European governments face tough challenges over the next three to five years to resolve imbalances in the region, says Iain Begg, a professorial research fellow at the London School of Economics.

Speaking at Fund Strategy’s Investment Summit in Dublin today, Begg said unemployment would be the next key issue that the authorities would have to resolve. “We know about the collapse in growth rates in the last 18 months and the slow growth forecast for the next two years at least. But the focus will shift from the growth rate to unemployment, which takes longer to react,” he says. “It will become the most sensitive element in policy-making.”

At present the pattern of GDP growth in Europe is mixed, with Poland, for example, seemingly relatively unscathed, while some of its neighbours have been badly hit by the recession. “But the unemployment rates tell a different story,” Begg says. “Holland has a very low rate of 3.7%, while Spain’s has rocketed from 10% to 20% over the course of the recession.
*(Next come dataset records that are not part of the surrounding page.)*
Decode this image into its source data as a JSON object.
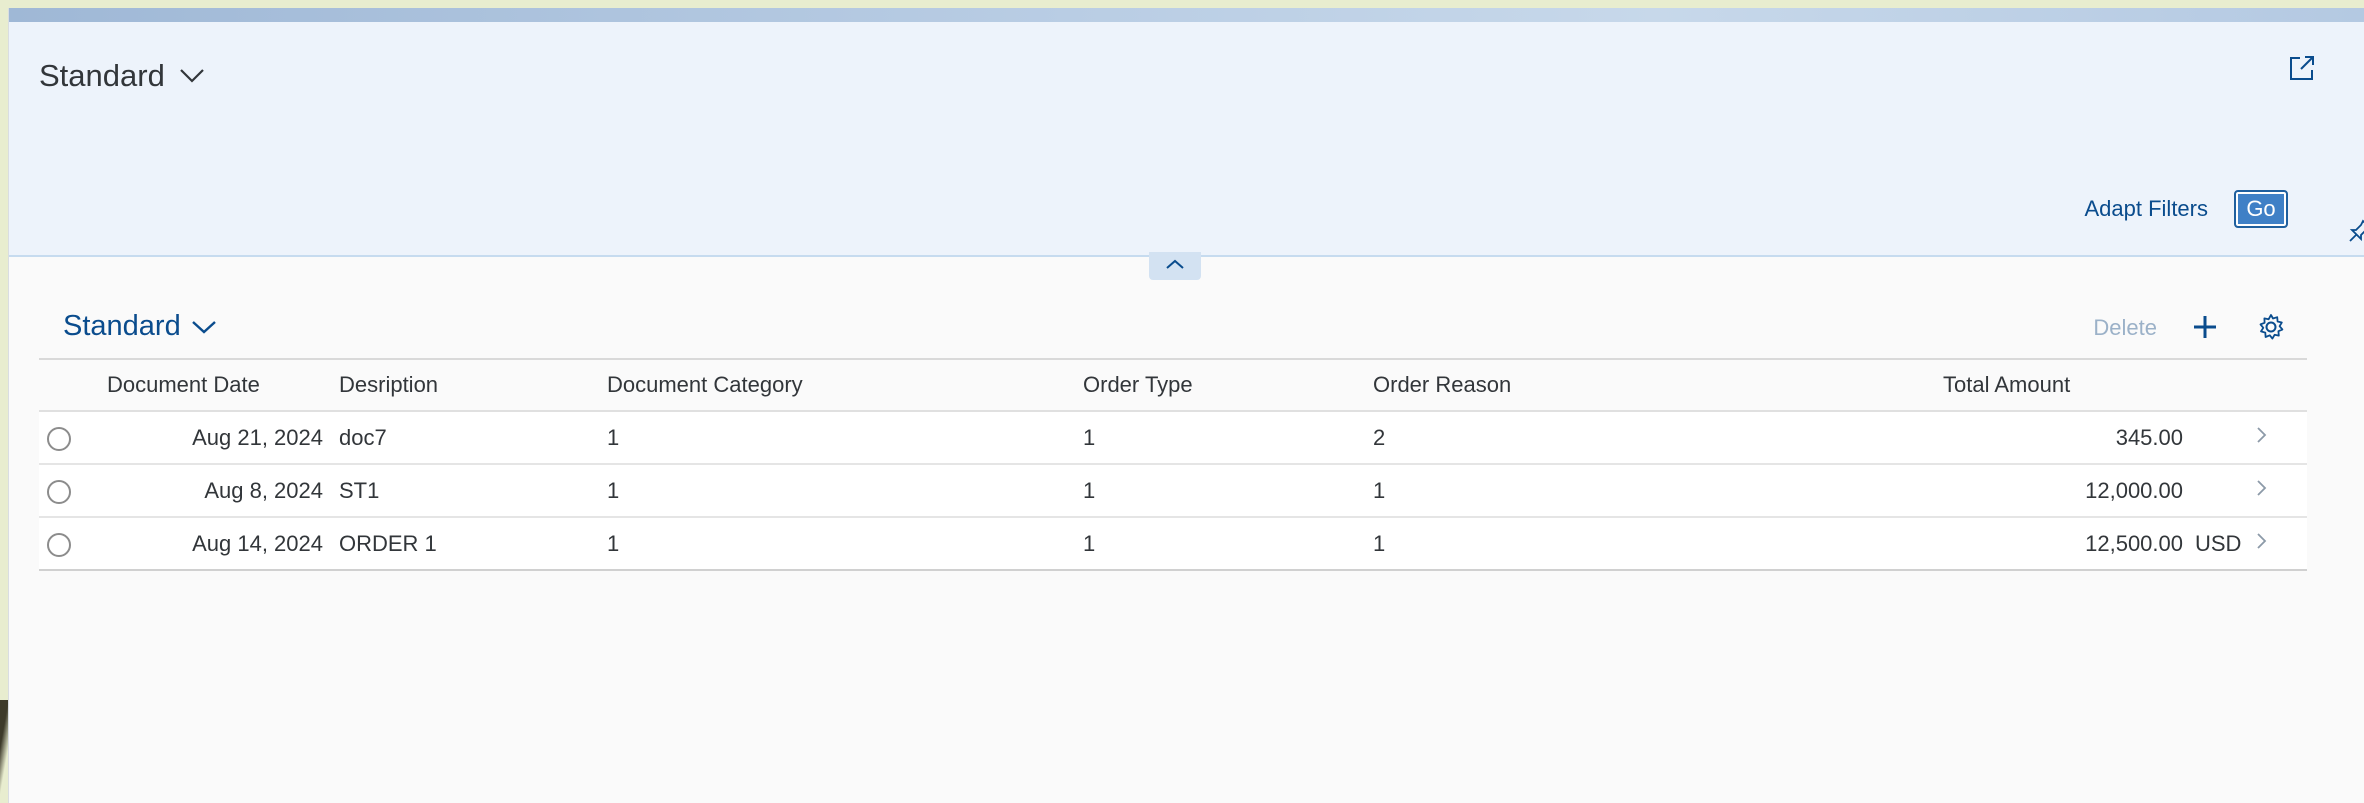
{
  "header": {
    "variant_title": "Standard",
    "adapt_filters_label": "Adapt Filters",
    "go_label": "Go"
  },
  "table": {
    "title": "Standard",
    "delete_label": "Delete",
    "columns": {
      "document_date": "Document Date",
      "description": "Desription",
      "document_category": "Document Category",
      "order_type": "Order Type",
      "order_reason": "Order Reason",
      "total_amount": "Total Amount"
    },
    "rows": [
      {
        "document_date": "Aug 21, 2024",
        "description": "doc7",
        "document_category": "1",
        "order_type": "1",
        "order_reason": "2",
        "total_amount": "345.00",
        "currency": ""
      },
      {
        "document_date": "Aug 8, 2024",
        "description": "ST1",
        "document_category": "1",
        "order_type": "1",
        "order_reason": "1",
        "total_amount": "12,000.00",
        "currency": ""
      },
      {
        "document_date": "Aug 14, 2024",
        "description": "ORDER 1",
        "document_category": "1",
        "order_type": "1",
        "order_reason": "1",
        "total_amount": "12,500.00",
        "currency": "USD"
      }
    ]
  },
  "icons": {
    "variant_chevron": "chevron-down-icon",
    "share": "share-icon",
    "pin": "pin-icon",
    "collapse": "chevron-up-icon",
    "add": "plus-icon",
    "settings": "gear-icon",
    "row_nav": "chevron-right-icon"
  },
  "colors": {
    "brand_blue": "#0a4c8d",
    "go_button": "#3f80c6",
    "header_bg": "#edf3fb"
  }
}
It faces a big problem.

“The second reaction to the recession is that fiscal debt will rise by tens of percent of GDP over the next few years,” he says. “There has [already] been a huge jump in debt as a percentage of GDP across Europe. Latvia went into the recession with 0% and will be up to 50% in a year’s time. Governments will have to sort out their fiscal deficits, but the timing is crucial,” he adds. Begg warns that if the authorities “take their foot off the gas too soon” in terms of quantitative easing, this could be just as damaging as waiting too long to withdraw their supportive measures.

Begg also points to certain sectors of the market which have contributed to Europe’s imbalances. “The volatile construction sector in Spain is behind several of these trends in European countries,” he says.

“Dealing with imbalances will be a major policy challenge over the next three to five years. There are no easy solutions,” he adds.

Future problems triggered by the recession may include the erosion of human capital and the withdrawal of investment in Europe, leading to a decline in future growth rates. Other pressures such as oil and commodity prices, competition in key markets, and how quickly governments are able to restore public finances may also contribute to slow growth.